Arizona Superintendent of Public Instruction Tom Horne informed a handful of grant awardees with focuses on mental health and social emotional learning that the department was “evaluating the use” of the grant money and asked for “evidence of the measurable results you have had from your expenditures in improving academic performance of students.”
Doug Nick, a spokesperson for the department, declined to say whether they planned to rescind grant funds, which expire next year, but he said the department would be holding a press conference on Sept. 5.
Horne declined to comment as well, citing the upcoming press conference. In a press release today, the department said it would be announcing a “multi-million dollar” project to address pandemic learning loss.
ADE was allocated a total of $405.9 million in total relief funds directly from the federal government, with $180.9 million required to be set aside for statewide projects to support schools’ recovery from the pandemic.
Select counties, universities and nonprofit organizations applied for federal funds to be awarded by ADE and approved through a state procurement process.
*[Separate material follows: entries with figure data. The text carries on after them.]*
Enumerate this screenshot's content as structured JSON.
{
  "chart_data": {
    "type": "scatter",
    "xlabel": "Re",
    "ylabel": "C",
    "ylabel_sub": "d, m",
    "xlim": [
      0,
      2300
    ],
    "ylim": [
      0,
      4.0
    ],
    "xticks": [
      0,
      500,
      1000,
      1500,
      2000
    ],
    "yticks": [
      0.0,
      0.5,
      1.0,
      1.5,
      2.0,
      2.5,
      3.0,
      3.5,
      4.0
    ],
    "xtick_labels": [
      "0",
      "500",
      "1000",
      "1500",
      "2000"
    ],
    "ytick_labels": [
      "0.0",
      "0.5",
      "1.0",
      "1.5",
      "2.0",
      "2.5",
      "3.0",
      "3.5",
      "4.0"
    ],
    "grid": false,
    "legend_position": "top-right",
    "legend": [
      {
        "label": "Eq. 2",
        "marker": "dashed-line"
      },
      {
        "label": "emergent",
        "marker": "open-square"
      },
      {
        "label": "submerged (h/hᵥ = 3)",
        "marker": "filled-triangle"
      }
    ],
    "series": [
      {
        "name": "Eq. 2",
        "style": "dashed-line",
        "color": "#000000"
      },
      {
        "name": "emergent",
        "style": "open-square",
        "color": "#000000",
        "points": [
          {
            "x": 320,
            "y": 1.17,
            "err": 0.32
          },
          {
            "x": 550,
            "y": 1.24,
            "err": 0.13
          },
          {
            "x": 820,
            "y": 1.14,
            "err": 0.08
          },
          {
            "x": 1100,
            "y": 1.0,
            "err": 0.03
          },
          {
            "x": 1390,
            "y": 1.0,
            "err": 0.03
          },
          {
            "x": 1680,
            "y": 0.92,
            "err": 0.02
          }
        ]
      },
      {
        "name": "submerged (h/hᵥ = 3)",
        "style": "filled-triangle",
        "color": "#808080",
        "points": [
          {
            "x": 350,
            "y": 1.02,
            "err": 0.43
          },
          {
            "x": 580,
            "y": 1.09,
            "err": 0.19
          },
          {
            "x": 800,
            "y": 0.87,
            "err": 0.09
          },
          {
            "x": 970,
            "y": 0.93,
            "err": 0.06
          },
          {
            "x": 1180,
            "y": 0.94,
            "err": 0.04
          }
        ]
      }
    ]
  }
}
The grants, issued by former Superintendent of Public Instruction Kathy Hoffman, marked the third round of federal Elementary and Secondary School Emergency Relief funding, set to expire in September of 2024.
But on Aug. 18, Horne sent a letter to grant awardees with a focus on mental health, asking for evidence of academic improvement in students and citing the “sole discretion” of ADE to request for data needed to “judge the efficacy of the program.”
He added that, “If there are other measurables such as providing professional development to teachers, please give us that information and exactly what professional development training was used.”
Horne set a five-day deadline.
Among the recipients of the notice were Coconino County Education Service Agency, the Valley of the Sun YMCA, the Boys & Girls Clubs of the Valley and notMYkid.
Coconino County Education Service Agency received $4.8 million to support the Building Resilient Youth and Schools Project, which “aims to equip educators and schools with the skillset required to address the multi-faceted mental and physical impacts of the COVID-19 pandemic directly correlated to a reduction in education effectiveness in youth.”
Coconino County Superintendent Cheryl Mango-Paget said the county received the letter from Horne and responded with a report by the deadline, but she has yet to hear anything back from the department.
“We have done everything we were supposed to do under the grant,” Mango-Paget said. “We have met every benchmark and gone beyond.”
Paget said the county had already allocated $3 million of its funds.
If ADE were to cut off the grant, Mango-Paget said it “would devastate our programs and the office.”
Valley of the Sun YMCA received $3 million to “to support the mental, physical, and behavioral health needs of students and educators” via their YMCA Healthy Living Program.
Libby Corral, Chief Operating Officer and Executive Vice President of Valley of the Sun YMCA confirmed they had received the notice and provided the report they sent to the department.
The Boys & Girls Clubs of the Valley received $3 million to implement its “Whole Child Approach,” which helps “alleviate social and emotional stress among children and youth.”
Cassidy Campana, vice president of communications and external affairs for Boys & Girls Clubs of the Valley, said the organization provided the department with a report tying academic outcomes to mental wellbeing before the deadline.
Other awardees with a focus on mental health or social emotional skills included Mary Lou Fulton Teachers College, Chicanos Por La Causa, Mindfulness First and Playworks Arizona.
Horne is slated to announce the learning loss mitigation project at 11 a.m. on Sept. 5.